As he developed, Shakespeare redeemed the violence with humor and learned the difficult art of intensifying tragedy with comic relief. The early comedies are wit and humor unrelieved, the early historical plays are stodgy for lack of humor; in Henry IV tragedy and comedy alternate but are not well integrated; in Hamlet the integration is achieved. Sometimes the humor seems too broad; Sophocles and Racine would have turned up their classical noses at the jokes about human flatulence54 or equine micturition.55 An erotic quip now and then is more to the modern taste. Generally, Shakespeare’s humor is good-natured, not the savage misanthropy of Swift; he felt that the world was better for a clown or two; he suffered fools patiently, and emulated God in seeing little difference between them and world-explaining philosophers.
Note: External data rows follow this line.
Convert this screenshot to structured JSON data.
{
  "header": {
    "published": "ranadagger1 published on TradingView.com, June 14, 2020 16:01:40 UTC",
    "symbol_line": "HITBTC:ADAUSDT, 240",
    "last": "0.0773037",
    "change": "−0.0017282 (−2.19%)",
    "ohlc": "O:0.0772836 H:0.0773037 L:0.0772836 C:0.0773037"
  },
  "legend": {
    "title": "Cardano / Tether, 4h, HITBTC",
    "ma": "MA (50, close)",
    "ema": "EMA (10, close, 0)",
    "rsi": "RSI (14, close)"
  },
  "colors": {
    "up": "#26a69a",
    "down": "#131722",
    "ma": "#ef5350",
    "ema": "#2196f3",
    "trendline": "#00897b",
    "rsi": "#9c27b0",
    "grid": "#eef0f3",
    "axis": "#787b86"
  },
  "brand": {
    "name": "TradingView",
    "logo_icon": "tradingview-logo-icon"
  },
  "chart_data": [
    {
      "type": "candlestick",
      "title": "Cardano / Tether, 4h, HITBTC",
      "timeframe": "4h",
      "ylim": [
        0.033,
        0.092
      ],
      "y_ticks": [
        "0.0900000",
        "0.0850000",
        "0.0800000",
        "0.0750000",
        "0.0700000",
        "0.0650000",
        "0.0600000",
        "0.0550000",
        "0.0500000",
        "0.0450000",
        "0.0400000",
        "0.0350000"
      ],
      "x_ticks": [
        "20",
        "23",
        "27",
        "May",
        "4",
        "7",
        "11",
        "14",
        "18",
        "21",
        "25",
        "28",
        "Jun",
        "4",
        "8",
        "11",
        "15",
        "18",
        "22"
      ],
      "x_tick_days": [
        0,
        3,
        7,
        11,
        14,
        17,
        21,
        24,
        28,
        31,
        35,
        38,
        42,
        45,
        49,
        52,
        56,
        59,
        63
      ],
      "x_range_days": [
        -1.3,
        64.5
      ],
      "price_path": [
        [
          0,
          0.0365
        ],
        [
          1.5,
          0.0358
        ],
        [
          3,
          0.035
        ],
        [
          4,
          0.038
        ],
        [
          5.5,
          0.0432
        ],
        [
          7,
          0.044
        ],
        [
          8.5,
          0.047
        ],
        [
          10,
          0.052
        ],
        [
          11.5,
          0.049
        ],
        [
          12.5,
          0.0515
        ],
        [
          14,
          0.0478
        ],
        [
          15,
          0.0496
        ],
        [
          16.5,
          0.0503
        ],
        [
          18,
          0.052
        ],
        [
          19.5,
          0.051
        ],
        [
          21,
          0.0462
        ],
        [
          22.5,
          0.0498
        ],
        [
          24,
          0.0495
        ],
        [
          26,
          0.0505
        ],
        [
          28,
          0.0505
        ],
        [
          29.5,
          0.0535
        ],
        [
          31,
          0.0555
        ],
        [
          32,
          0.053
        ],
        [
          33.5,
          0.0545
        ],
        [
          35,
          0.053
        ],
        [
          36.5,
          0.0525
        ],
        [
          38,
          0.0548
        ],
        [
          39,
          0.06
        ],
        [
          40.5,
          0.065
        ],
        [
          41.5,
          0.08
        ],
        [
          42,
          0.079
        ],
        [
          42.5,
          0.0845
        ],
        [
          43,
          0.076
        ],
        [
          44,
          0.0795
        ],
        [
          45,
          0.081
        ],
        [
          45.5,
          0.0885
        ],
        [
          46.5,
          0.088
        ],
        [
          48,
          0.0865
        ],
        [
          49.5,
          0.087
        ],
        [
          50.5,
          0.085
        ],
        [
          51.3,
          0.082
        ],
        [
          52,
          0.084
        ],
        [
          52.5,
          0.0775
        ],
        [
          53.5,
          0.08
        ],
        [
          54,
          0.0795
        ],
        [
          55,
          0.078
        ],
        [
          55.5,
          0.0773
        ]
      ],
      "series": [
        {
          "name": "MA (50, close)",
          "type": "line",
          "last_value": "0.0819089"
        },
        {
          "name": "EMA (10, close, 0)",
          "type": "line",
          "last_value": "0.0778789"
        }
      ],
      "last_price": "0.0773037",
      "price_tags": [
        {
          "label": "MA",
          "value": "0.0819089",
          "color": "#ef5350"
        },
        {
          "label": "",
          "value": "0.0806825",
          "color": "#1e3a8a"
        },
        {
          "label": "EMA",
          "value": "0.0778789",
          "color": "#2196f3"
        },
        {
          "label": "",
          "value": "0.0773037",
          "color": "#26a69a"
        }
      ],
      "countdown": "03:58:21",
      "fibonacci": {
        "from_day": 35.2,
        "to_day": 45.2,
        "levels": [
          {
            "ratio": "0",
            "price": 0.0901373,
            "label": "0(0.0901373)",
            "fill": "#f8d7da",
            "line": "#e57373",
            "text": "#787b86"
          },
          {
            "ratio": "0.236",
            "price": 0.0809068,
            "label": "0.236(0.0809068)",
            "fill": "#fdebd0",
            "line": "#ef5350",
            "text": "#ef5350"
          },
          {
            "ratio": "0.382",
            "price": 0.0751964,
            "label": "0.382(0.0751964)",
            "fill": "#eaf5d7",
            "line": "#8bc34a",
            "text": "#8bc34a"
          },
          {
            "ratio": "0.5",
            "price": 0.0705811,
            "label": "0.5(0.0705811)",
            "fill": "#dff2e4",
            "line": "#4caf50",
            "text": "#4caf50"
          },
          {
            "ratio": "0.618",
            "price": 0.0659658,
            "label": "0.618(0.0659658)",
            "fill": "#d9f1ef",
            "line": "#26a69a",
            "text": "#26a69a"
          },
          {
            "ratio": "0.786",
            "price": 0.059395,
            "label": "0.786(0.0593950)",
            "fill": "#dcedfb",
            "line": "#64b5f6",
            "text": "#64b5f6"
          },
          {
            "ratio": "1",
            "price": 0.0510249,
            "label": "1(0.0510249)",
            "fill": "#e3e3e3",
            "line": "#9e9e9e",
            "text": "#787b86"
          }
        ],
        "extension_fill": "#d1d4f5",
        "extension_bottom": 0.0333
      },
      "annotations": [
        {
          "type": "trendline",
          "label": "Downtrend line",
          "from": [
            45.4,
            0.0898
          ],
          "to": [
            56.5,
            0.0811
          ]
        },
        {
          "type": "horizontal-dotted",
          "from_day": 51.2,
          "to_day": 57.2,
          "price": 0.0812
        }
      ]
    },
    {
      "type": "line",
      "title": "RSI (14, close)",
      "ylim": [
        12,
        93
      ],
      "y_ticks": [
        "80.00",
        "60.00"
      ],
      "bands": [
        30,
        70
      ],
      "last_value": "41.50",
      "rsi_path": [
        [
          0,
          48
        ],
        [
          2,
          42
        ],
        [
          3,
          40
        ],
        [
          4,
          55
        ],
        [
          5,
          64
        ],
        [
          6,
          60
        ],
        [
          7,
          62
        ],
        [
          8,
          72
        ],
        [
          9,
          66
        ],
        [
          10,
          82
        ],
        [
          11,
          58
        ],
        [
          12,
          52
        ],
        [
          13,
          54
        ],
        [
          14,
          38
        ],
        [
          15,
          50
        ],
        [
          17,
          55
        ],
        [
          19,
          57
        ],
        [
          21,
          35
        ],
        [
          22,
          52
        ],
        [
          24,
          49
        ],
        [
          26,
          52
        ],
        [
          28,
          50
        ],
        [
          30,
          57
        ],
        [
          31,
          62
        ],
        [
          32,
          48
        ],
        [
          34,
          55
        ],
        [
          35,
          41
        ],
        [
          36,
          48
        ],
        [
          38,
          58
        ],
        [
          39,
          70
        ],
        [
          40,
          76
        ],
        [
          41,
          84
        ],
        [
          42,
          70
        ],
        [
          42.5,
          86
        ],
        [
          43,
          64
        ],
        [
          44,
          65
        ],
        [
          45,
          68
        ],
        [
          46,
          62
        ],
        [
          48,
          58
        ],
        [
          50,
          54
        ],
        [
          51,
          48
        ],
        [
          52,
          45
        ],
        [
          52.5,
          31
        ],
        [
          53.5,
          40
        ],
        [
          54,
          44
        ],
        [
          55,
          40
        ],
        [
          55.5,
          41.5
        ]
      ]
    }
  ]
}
His greatest clown rivals Hamlet as Shakespeare’s supreme achievement in the creation of character—which is the supreme test of a dramatist. Richard II and Richard III, Hotspur and Wolsey, Gaunt and Gloucester, Brutus and Antony rise out of the limbo of history into a second life. Not in Greek drama, not even in Balzac, are imagined persons so endowed with consistent character and vital force. Most real are those creations that only seem contradictory because of their complexity—Lear cruel and then tender, Hamlet thoughtful and impetuous, hesitant and brave. Sometimes the characters are too simple—Richard III merely villainy, Timon merely cynicism, lago merely hate. Some of the women in Shakespeare seem plucked from the same mold—Beatrice and Rosalind, Cordelia and Desdemona, Miranda and Hermione—and lose reality, and then at times a few words make them live; so Ophelia, told by Hamlet that he had never loved her, answers without recrimination, but with sad and moving simplicity, “I was the more deceived.” Observation, feeling, empathy, astonishing receptivity of senses, penetrating perception, alert selection of significant and characteristic detail, tenacious remembering, come together to people this living city of dead or imagined souls. Play after play these personae grow in reality, complexity, and depth, until, in Hamlet and Lear, the poet matures into a philosopher and his dramas become the glowing vehicles of thought.